Essential role for epithelial HIF‐xenophagy axis in control of Salmonella infection and dissemination

Abstract

The intestinal mucosa exists in a state of “physiologic hypoxia,” in which oxygen tensions of the epithelium and lumen are markedly lower than those encountered in other tissues. Intestinal epithelial cells (IECs) have evolved to maintain mucosal homeostasis in this austere environment in part through the actions of dedicated oxygen‐sensitive transcription factors, including hypoxia‐inducible factors (HIFs). HIFs are composed of a labile α‐subunit that becomes stabilized most notably in hypoxic environments and a constitutive β‐subunit. Using an unbiased chromatin immunoprecipitation (ChIP) promoter array screen for HIF‐1 targets in IEC, we identified autophagy as a major pathway induced by hypoxia and HIF in cultured IECs. Autophagy is a conserved eukaryotic system for degradation of intracellular cargo through the lysosome. Validation of the ChIP screen revealed that HIF promotes expression of multiple autophagy genes in IEC cell lines and further validated in primary murine organoids. One important function of autophagy is to defend against intracellular pathogens, a process termed xenophagy, a crucial innate immune mechanism in the mucosa that serves to control invasion of intracellular bacteria in vivo and to limit extraintestinal dissemination of enteric pathogens. Loss of function analysis revealed that HIF is a central regulator of autophagic flux and that in vitro infection of IECs with SalmonellaTyphimurium, a model intracellular bacterial pathogen, results in stabilization of HIF with the subsequent increase in HIF transcriptional activity that tracks with the clearance of intracellular Salmonella.
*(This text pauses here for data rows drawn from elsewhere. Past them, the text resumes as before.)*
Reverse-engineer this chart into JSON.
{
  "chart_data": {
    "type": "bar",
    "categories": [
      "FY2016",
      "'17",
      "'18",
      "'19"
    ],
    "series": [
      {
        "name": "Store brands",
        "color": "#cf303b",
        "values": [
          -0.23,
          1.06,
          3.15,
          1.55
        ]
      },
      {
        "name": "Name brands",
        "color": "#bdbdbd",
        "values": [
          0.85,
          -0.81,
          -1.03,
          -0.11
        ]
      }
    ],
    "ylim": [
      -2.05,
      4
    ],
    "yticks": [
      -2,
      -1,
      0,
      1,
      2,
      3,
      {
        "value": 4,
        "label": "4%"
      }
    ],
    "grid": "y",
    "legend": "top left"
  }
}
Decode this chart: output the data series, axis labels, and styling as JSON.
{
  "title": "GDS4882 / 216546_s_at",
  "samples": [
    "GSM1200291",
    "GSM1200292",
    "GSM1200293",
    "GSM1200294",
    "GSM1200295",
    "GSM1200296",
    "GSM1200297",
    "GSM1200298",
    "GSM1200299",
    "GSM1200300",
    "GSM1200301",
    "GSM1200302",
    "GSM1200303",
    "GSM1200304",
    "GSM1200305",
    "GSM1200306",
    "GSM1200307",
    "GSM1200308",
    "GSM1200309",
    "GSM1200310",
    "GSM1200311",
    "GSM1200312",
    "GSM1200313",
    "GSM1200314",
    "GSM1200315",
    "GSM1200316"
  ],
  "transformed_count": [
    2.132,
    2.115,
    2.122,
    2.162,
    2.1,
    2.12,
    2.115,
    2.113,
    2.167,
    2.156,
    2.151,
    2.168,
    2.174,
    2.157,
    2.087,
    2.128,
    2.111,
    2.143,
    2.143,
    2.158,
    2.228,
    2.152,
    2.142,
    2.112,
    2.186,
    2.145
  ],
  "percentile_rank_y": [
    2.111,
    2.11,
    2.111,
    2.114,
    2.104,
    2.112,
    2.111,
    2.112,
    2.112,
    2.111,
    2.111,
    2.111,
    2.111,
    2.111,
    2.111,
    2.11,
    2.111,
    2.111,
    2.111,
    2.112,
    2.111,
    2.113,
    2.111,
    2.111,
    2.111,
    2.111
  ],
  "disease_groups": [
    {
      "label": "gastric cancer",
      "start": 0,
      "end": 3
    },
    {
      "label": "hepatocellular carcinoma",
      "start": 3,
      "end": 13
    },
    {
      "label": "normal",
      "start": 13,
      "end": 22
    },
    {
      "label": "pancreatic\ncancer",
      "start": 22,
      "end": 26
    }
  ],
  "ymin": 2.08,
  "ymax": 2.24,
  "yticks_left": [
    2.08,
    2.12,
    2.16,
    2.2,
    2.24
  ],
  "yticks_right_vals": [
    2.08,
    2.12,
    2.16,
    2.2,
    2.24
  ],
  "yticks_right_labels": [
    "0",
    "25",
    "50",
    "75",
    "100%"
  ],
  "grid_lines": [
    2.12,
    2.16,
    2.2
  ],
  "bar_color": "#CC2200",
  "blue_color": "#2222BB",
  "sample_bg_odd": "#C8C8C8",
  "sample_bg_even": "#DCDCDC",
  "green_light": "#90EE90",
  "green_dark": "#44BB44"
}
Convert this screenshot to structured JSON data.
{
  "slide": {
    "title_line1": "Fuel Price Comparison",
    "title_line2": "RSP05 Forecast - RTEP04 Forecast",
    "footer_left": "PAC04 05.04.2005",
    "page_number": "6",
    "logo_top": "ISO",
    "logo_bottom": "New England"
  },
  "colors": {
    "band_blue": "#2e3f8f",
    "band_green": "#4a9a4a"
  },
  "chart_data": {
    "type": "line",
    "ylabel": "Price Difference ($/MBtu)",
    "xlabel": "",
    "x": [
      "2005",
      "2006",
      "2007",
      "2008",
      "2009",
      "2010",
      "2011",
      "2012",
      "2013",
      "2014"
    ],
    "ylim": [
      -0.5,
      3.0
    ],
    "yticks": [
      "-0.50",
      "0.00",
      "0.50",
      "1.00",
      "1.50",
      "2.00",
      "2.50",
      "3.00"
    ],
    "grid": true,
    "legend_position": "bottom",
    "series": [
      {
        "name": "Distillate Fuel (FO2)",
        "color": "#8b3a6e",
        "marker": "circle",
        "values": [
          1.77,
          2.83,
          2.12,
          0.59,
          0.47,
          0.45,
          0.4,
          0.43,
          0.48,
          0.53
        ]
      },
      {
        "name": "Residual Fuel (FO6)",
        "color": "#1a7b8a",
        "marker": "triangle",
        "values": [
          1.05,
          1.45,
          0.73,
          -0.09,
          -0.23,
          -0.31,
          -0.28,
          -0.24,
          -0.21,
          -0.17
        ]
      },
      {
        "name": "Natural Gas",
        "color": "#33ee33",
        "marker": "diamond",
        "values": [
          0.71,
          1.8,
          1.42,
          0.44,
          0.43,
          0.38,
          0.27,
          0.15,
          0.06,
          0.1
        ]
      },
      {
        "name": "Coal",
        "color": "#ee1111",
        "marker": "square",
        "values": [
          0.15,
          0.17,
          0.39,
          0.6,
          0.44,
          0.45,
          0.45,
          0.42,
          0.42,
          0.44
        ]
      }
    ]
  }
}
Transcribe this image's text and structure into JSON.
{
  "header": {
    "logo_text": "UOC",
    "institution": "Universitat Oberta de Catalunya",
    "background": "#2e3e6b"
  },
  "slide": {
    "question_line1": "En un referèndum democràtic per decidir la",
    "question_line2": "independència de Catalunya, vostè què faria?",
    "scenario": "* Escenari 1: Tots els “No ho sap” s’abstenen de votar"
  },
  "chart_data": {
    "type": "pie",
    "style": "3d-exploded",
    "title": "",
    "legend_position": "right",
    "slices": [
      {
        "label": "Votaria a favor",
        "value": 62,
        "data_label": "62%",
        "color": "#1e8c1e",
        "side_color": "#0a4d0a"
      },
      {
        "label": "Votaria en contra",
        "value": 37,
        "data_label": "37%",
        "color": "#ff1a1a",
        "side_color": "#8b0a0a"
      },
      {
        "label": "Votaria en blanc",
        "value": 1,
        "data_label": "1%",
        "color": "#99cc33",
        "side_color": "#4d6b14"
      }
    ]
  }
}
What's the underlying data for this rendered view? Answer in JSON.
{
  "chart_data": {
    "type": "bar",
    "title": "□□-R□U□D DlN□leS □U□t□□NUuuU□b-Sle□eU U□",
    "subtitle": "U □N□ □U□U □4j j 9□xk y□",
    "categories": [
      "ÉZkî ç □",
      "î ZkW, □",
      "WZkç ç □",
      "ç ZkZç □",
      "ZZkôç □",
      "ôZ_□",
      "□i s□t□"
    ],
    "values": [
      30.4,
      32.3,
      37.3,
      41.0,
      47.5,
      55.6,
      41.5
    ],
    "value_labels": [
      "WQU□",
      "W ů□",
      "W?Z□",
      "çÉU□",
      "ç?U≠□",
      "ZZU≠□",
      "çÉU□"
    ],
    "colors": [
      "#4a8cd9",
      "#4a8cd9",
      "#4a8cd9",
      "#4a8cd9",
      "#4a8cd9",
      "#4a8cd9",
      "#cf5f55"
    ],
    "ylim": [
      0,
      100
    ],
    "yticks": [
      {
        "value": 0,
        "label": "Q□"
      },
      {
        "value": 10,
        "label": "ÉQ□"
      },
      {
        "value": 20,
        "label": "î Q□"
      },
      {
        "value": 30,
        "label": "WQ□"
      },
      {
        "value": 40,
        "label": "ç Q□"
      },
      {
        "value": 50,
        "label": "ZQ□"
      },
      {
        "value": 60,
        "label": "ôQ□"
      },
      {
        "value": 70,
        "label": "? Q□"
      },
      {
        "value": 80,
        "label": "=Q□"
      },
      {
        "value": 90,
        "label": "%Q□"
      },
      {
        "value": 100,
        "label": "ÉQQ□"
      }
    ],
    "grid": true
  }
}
Studies in vivo revealed that Salmonella­ drives increases in HIF activity using HIF luciferase reporter mice (HIF∆ODD) in combination with streptomycin‐pretreatment model of murine colitis. Further studies in vivo demonstrated that intestinal epithelial‐specific deletion of HIF (Hif1b∆IEC) compromised IEC xenophagy and exacerbated bacterial dissemination to multiple extraintestinal organs, implicating xenophagy‐assisted clearance of Salmonella in mucosal innate immunity.